Slim Allagui, Yahoo News 24 Sep 08;
A European Union proposal to ban imports of seal skins has Greenlandic Inuits worried they could soon face a repeat of boycotts that severely crippled one of their major sources of income two decades ago.
"This is a war against us and we can't accept that," Aqqaluk Lynge, who heads up the Greenlandic branch of the Inuit Circumpolar Conference (ICC), told AFP.
Seal products certified to result from humane hunting techniques or from traditional hunting by Inuits across the Arctic region would be excluded from the proposed ban, but the indigenous people of Greenland nonetheless fear their livelihoods are at stake.
"Exemptions for Inuits have not worked before, and the ICC's position is that exemptions will not work this time around either," Lynge told an international Arctic conference in the western Greenlandic town of Ilulissat earlier this month.
The ban, proposed by the European Commission in July, is mainly aimed at Canada, where hunters this year were allowed to slaughter 275,000 seals, or nearly a third of the 900,000 seals hunted each year around the globe.
Greenland, an autonomous Danish territory of only 57,000 residents, including 50,000 Inuits, however also relies heavily on seal hunting, counting some 2,300 professional hunters and about 6,500 recreational hunters.
In 2006, the last year for which numbers are available, 113,000 seals were killed off the shores of the island, which unlike Denmark is no longer part of the EU.
Greenland's hunters are all Inuits who according to their representatives do not kill seal pups and only kill adult seals with a virtually painless shot to the head.
But while they in theory should not be affected by a potential EU ban, they fear they could soon see their markets shrivel as they did 20 years ago when boycotts aimed especially at halting inhumane hunting practices targeting baby seals nearly wiped out the entire industry.
Public opinion "does not distinguish between Canadian and Greenlandic hunters, something we noticed in the 1980s," the island's former deputy prime minister Josef Motzfeldt lamented to AFP.
For years seal pelts, meat and fat, which is used in beauty products, were shunned around the globe, and even today prices remain 75 percent lower than before the boycotts, forcing authorities to heavily subsidise Greenland's struggling hunters.
"It is very worrying that the Commission is not aware of the serious consequences its proposal will have for people who live off of this ancestral hunt," Greenland's local foreign minister Aleqa Hammond told AFP at the Ilulissat conference.

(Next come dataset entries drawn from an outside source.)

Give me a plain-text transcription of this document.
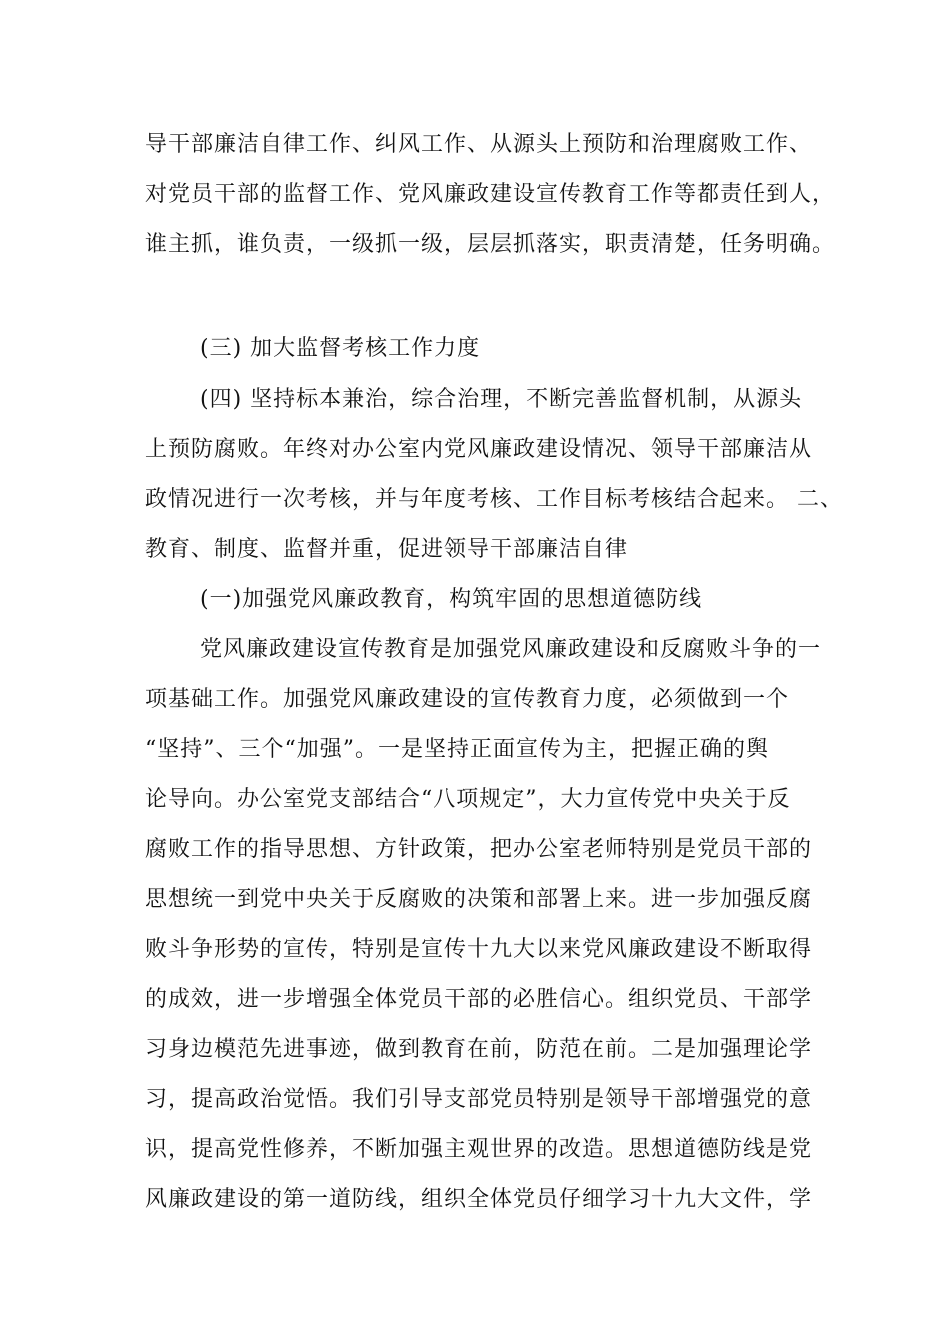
导干部廉洁自律工作、纠风工作、从源头上预防和治理腐败工作、
对党员干部的监督工作、党风廉政建设宣传教育工作等都责任到人，
谁主抓，谁负责，一级抓一级，层层抓落实，职责清楚，任务明确。
(三) 加大监督考核工作力度
(四) 坚持标本兼治，综合治理，不断完善监督机制，从源头
上预防腐败。年终对办公室内党风廉政建设情况、领导干部廉洁从
政情况进行一次考核，并与年度考核、工作目标考核结合起来。 二、
教育、制度、监督并重，促进领导干部廉洁自律
(一)加强党风廉政教育，构筑牢固的思想道德防线
党风廉政建设宣传教育是加强党风廉政建设和反腐败斗争的一
项基础工作。加强党风廉政建设的宣传教育力度，必须做到一个
“坚持”、三个“加强”。一是坚持正面宣传为主，把握正确的舆
论导向。办公室党支部结合“八项规定”，大力宣传党中央关于反
腐败工作的指导思想、方针政策，把办公室老师特别是党员干部的
思想统一到党中央关于反腐败的决策和部署上来。进一步加强反腐
败斗争形势的宣传，特别是宣传十九大以来党风廉政建设不断取得
的成效，进一步增强全体党员干部的必胜信心。组织党员、干部学
习身边模范先进事迹，做到教育在前，防范在前。二是加强理论学
习，提高政治觉悟。我们引导支部党员特别是领导干部增强党的意
识，提高党性修养，不断加强主观世界的改造。思想道德防线是党
风廉政建设的第一道防线，组织全体党员仔细学习十九大文件，学
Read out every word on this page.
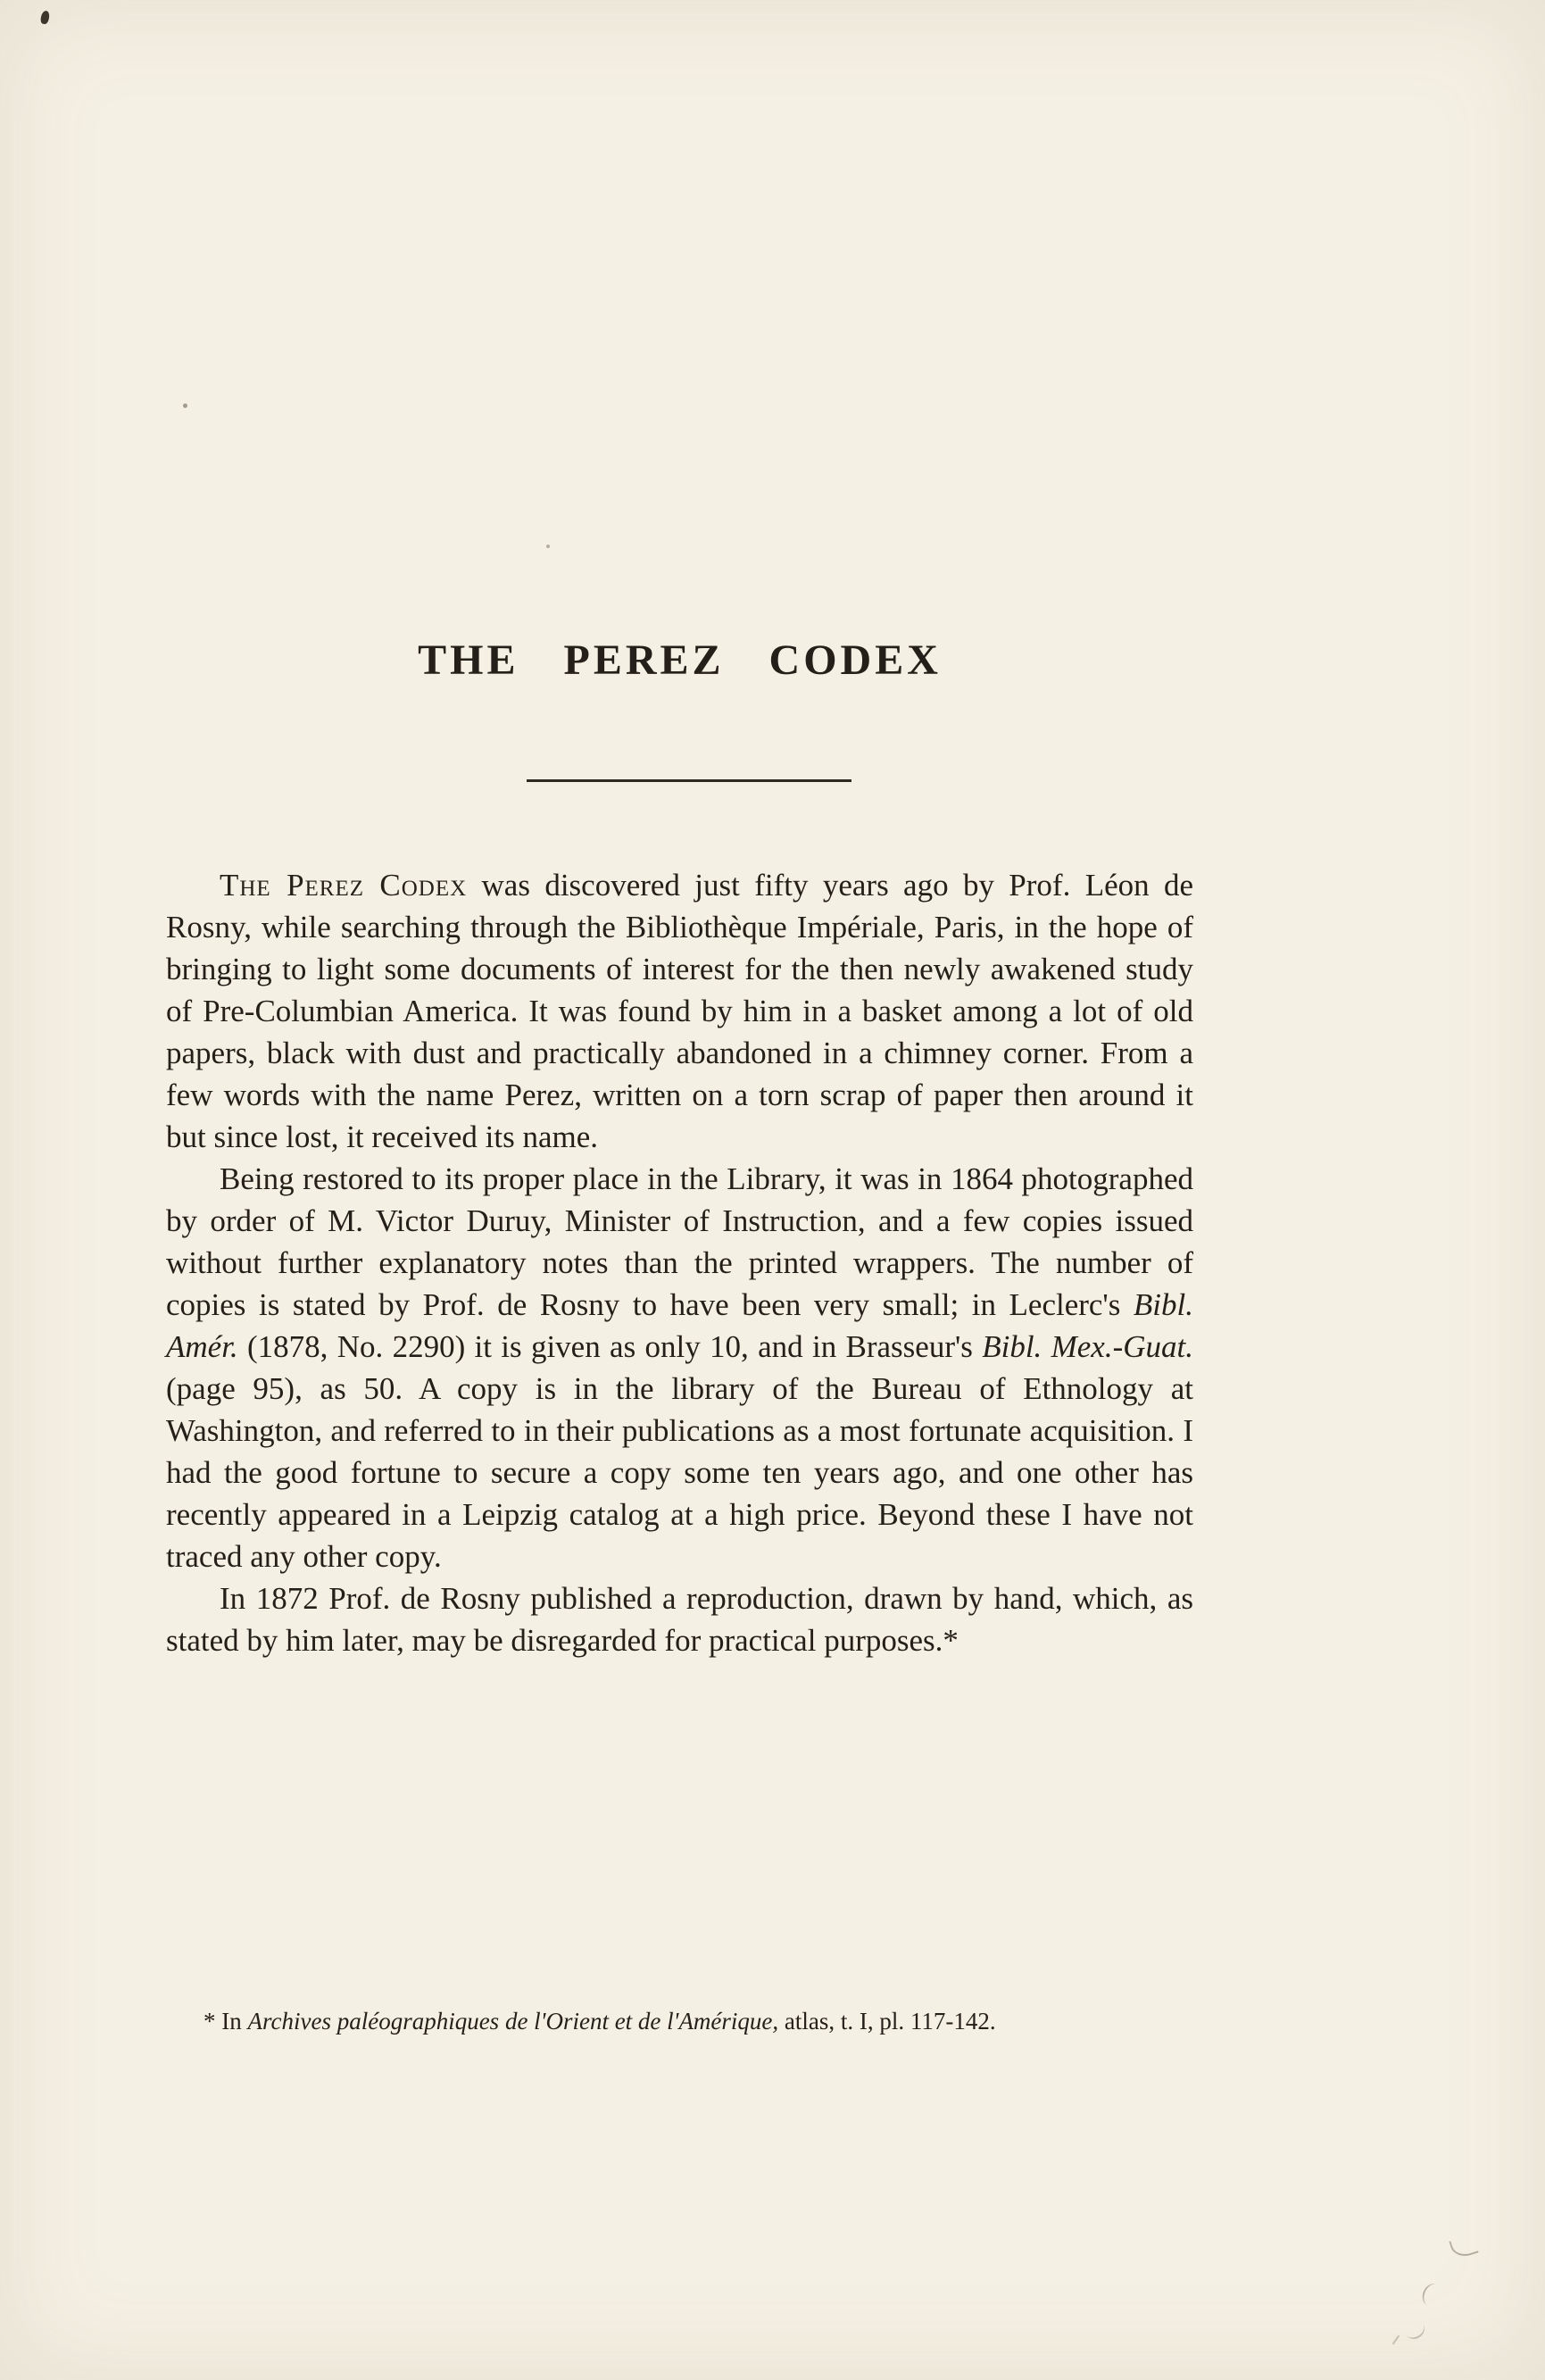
THE PEREZ CODEX

The Perez Codex was discovered just fifty years ago by Prof. Léon de Rosny, while searching through the Bibliothèque Impériale, Paris, in the hope of bringing to light some documents of interest for the then newly awakened study of Pre-Columbian America. It was found by him in a basket among a lot of old papers, black with dust and practically abandoned in a chimney corner. From a few words with the name Perez, written on a torn scrap of paper then around it but since lost, it received its name.

Being restored to its proper place in the Library, it was in 1864 photographed by order of M. Victor Duruy, Minister of Instruction, and a few copies issued without further explanatory notes than the printed wrappers. The number of copies is stated by Prof. de Rosny to have been very small; in Leclerc's Bibl. Amér. (1878, No. 2290) it is given as only 10, and in Brasseur's Bibl. Mex.-Guat. (page 95), as 50. A copy is in the library of the Bureau of Ethnology at Washington, and referred to in their publications as a most fortunate acquisition. I had the good fortune to secure a copy some ten years ago, and one other has recently appeared in a Leipzig catalog at a high price. Beyond these I have not traced any other copy.

In 1872 Prof. de Rosny published a reproduction, drawn by hand, which, as stated by him later, may be disregarded for practical purposes.*

* In Archives paléographiques de l'Orient et de l'Amérique, atlas, t. I, pl. 117-142.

"We have not changed our hunting technique for 100 years and it is not cruel," insisted Hammond, who plans to address the European Parliament when it debates the issue this autumn.
In Ilulissat, Arkalo, a fisher and hunter who refused to give his last name, castigated Brussels as he dried two seal skins on his balcony.
"We really don't need this new blow, because we have barely recovered from the boycott campaigns by Greenpeace and other Brigitte Bardots (referring to the French actress and animal rights activist) against the massacre of baby seals in Canada that hurt us so much," he said.
Many hunters and their families are still dependent on local government handouts to survive.
Lynge of the ICC insisted the new proposed ban would again "hurt the small and sustainable, community-based market developed by Inuits across the Arctic."
"We are again the victims, but we are ready nevertheless to work with the EU on re-examining this ban and finding a solution," he said.
The EU commissioner responsible for Fisheries and Maritime Affairs, Joe Borg, attempted at the conference in Ilulissat to justify the Commission's proposal.
"The European public opinion with regard to seal hunting, especially what is portrayed in the media, is such that the Commission felt that it had to take action," he explained to AFP, stressing that "if the seals are hunted in a humane way and a proper manner then no negative economic impact should be sustained."
Nonetheless, Greenland's minister of hunting, fisheries and agriculture, Finn Karlsen, has called on "the seal skin industry to intensify its efforts in markets outside the EU, like Russia, China and the rest of Asia," in order to minimise any potential negative impact of the ban.
"Seal hunting will always be an essential part of the (Inuit) way of life and culture in all the towns and villages in Greenland and makes up the primary livelihood in the most remote hamlets," he said.
As for claims that the hunt is threatening the seal species, Karlsen pointed out that Greenland hunts around 100,000 seals each year out of an estimated population of about seven million animals, stressing that the sea mammals also deplete the island's much-needed fish stocks.